Although Amin and his Monthly Review colleagues rarely spell out their origins so clearly, their theory rests on the defeat, not on the victory, of the world revolutionary wave of 1917-1921. Amin's theory takes from Marx's notion of permanent revolution only the "weak link" aspect. Amin thinks that "de-linking" saves the workers and peasants of the de-linked country from the bloody process of primitive accumulation imposed by Western capitalism, but it only legitimates that same process, now carried out by the local "anti-imperialist" elite. The workers and peasants of Cambodia, for example, learned this lesson the hard way. Amin's theory also "de-links" the workers and peasants of the Third World from the one force whose intervention (as the early Bolsheviks understood) could spare them that ordeal: the international working-class movement. (Amin thinks socialist revolution by working people in the West is essentially a pipedream; he at least has the honesty to say so.
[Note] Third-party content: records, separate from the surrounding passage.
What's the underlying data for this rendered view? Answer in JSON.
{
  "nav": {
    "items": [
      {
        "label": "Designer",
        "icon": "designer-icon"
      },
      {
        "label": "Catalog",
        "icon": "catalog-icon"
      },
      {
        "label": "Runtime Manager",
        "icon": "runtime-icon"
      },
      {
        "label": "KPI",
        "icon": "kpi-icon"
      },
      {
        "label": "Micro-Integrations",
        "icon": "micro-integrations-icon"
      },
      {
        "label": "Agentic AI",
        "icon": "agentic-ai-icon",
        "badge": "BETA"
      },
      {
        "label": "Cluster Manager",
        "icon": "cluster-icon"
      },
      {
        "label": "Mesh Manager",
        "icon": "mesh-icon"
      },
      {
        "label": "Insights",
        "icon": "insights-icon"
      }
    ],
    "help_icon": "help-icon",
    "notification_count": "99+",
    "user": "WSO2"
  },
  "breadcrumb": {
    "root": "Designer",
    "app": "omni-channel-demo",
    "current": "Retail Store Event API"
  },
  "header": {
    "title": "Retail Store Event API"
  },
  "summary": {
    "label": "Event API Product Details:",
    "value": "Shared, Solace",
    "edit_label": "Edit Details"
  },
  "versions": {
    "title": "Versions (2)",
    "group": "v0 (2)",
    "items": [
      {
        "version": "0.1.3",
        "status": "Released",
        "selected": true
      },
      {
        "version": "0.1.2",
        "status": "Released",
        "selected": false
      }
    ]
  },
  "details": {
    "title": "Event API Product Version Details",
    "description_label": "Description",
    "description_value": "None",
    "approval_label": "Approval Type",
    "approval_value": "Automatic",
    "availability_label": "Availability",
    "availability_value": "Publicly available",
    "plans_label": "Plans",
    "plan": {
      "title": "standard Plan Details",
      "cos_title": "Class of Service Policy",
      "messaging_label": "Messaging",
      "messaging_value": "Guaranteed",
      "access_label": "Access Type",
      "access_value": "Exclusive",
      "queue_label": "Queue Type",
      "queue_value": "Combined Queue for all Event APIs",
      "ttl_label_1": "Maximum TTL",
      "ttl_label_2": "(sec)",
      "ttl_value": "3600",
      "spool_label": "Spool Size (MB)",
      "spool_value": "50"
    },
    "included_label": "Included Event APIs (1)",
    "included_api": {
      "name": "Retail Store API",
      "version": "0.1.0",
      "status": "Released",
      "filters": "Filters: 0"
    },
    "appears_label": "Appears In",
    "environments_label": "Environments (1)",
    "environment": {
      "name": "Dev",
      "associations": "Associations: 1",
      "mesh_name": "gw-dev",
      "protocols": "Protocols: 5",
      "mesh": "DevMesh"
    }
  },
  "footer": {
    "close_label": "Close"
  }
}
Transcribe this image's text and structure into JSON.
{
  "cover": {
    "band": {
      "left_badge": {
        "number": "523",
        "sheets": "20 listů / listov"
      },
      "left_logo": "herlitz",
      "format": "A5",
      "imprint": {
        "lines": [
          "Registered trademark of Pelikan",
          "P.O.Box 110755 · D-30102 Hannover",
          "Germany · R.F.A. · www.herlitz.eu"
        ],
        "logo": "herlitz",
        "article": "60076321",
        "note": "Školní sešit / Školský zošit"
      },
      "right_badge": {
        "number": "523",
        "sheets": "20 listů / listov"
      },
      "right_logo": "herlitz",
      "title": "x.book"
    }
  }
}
Amin's theory, finally, links the workers and peasants in the "de-linked" countries, under the auspices of "national popular democracy" (he does not dare call it socialism, as he and others used to) to Mao, Pol Pot and their possible future progeny, who substitute themselves for Western capitalists and carry out that accumulation under the rhetoric of "building socialism". That is why it is appropriate to call Amin's theory that of a Third World bureaucratic elite, and his universalism a univeralism of the state.

All of this is stated only allusively in Eurocentrism; Amin's book De-Linking (which appeared in French in 1985, and which will soon appear in English) is more explicit. In the latter book at least, Amin gingerly raises the question of Cambodia, where he speaks (as such people always do) of "errors", but nowhere does he say why "de-linking" will work any better the next time.

One can therefore only regret that Samir Amin's spirited defense of some of the most important aspects of Marx, so maligned in the current climate of post-modern culturalism, as well as his much-needed attempt to go beyond Eurocentric Marxism, conjugates so poorly with his "national popular democratic" strategy of de-linking. "National" and "popular" were also words central to the language of fascism, and none of the regimes Amin has praised over the years for "de-linking" have a trace of democracy about them. The next breakthrough in world history has to go BEYOND the exploitation which characterizes world capitalism, in the "periphery" AND in the "core". Recent history has seen enough cases where "de-linking" has led to autarchic meltdowns that have tragically led millions of people in places like Poland, the Soviet Union, China and Cambodia to think that Western capitalism has something positive to offer them. It doesn't. But neither does Samir Amin."